3 Challenges to Natural Gas

Friday, Jul 12 2013 admin

Alternative fuel options

Three roadblocks will impede the trucking industry’s conversion to natural gas, says Thomas O’Brien, president and CEO of TravelCenters of America. O’Brien was a speaker at the ACT Expo in Washington D.C. on June 25. He assured the audience that natural gas will likely be one of several fuel choices in the future but that the conversion from diesel to natural gas won’t be a snap. Here are the reasons why:

  1. Natural gas equipment costs more.
  2. As demand for natural gas increases, so will the price.
  3. There is little to no infrastructure for natural gas.
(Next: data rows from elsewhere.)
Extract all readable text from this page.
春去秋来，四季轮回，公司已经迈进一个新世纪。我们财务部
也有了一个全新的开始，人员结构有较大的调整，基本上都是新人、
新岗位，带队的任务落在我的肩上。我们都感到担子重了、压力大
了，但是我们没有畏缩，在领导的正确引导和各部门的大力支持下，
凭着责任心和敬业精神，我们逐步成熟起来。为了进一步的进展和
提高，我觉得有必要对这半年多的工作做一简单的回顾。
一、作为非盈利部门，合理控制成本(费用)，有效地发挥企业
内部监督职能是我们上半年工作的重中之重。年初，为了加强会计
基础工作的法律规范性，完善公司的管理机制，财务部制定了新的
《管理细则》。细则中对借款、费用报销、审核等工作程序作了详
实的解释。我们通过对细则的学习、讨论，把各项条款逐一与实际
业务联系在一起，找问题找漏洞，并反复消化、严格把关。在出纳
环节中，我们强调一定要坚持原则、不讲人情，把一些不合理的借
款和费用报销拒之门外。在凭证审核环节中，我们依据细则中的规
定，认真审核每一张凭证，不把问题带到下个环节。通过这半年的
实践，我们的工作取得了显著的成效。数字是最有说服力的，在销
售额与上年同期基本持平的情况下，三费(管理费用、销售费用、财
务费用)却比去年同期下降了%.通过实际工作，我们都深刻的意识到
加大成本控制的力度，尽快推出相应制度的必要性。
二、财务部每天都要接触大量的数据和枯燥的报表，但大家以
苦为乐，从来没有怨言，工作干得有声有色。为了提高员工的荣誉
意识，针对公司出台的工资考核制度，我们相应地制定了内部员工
Instead, conversion to natural gas for trucking companies will be thought of not as a revolution, but rather, as representing flexibility, says O’Brien. The rigidity of a switch from diesel to only natural gas belies the belief that there will be several choices for fuel in the near future.

O'Brien points out that adaptation to natural gas will require visionaries who can find solutions to prevail over these current obstacles. As far as the cost of investment goes, doing the math isn’t the only way to find the answer for trucking companies wishing to convert. The value of operating flexibility for the future is also being factored into the equation.

Even though an increase in demand for natural gas will raise its price, the economic benefits of using natural gas over the road will still persist over time, believes O’Brien. The potential for savings over diesel will be even greater.

The demand for natural gas will also be a driving force for the development of an infrastructure over time. The number of natural gas trucks on the road will create an equal response and the pace of that number is accelerating. A recent survey cited 61 percent of fleet managers saying that they already have natural gas vehicles in their fleet. Eleven percent said that they have plans to add natural gas trucks while 19 percent said that they do not plan to add natural gas vehicles. O’Brien believes that there will be more than half a million natural gas powered trucks on the road within seven years.

O’Brien points to TravelCenters' current collaboration with Shell to establish 100 TA and Petro-branded fueling stations that include LNG lanes nationwide. The first stations will be in Nevada, California, and Texas by 2014. Traffic and demand will set the stage for more to follow.